The rights and responsibilities of the holders of our Ordinary Shares are governed by our amended and restated articles of association and by Israeli law. These rights and responsibilities differ in some material respects from the rights and responsibilities of shareholders in typical U.S.-based corporations. In particular, a shareholder of an Israeli company has certain duties to act in good faith and fairness toward the Company and other shareholders, and to refrain from abusing its power in us. See Item 16G. - “Corporate Governance - Approval of Related Party Transactions under Israeli Law” for additional information. There is limited case law available to assist us in understanding the nature of this duty or the implications of these provisions. These provisions may be interpreted to impose additional obligations on holders of our Ordinary Shares that are not typically imposed on shareholders of U.S. corporations.

Our operations may be disrupted as a result of the obligation of management or key personnel to perform military service.
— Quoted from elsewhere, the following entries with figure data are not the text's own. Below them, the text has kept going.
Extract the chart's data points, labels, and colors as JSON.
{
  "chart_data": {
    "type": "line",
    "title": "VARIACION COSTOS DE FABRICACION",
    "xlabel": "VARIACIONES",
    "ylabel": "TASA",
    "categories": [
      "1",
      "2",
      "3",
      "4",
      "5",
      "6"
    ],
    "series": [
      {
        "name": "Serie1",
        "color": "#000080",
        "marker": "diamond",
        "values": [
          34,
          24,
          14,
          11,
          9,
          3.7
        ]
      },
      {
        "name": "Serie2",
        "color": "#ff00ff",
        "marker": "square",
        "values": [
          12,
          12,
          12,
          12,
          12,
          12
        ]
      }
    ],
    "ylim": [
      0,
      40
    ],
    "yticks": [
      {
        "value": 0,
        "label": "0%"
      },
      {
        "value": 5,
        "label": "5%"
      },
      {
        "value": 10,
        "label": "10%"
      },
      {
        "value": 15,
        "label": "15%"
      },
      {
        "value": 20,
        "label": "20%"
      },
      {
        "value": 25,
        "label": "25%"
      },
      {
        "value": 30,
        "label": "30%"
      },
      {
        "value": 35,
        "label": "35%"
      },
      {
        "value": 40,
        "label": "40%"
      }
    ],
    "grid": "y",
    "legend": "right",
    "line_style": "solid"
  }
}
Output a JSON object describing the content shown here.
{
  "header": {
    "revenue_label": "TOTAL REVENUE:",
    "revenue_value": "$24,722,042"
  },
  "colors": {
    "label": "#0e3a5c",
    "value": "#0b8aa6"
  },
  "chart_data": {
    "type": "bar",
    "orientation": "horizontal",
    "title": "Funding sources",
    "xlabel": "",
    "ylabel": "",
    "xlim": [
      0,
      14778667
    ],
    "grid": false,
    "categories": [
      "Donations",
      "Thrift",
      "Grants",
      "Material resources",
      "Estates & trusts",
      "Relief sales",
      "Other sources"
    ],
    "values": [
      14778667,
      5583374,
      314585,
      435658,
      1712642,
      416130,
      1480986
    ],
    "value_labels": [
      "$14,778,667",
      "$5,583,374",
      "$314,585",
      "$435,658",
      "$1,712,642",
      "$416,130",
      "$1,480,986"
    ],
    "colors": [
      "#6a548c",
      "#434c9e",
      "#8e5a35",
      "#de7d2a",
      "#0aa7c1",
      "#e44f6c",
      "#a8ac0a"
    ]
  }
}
While we do not currently have employees in Israel, any future employees and consultants in Israel, that may include members of our senior management, may be obligated to perform one month, and in some cases longer periods, of military reserve duty until they reach the age of 40 (or older, for citizens who hold certain positions in the Israeli armed forces reserves) and, in the event of a military conflict or emergency circumstances, may be called to immediate and unlimited active duty. In the event of severe unrest or other conflict, individuals could be required to serve in the military for extended periods of time. In response to increases in terrorist activity, there have been periods of significant call-ups of military reservists. It is possible that there will be similar large-scale military reserve duty call-ups in the future. Our operations could be disrupted by the absence of a significant number of our officers, directors, employees and consultants related to military service. Such disruption could materially adversely affect our business and operations.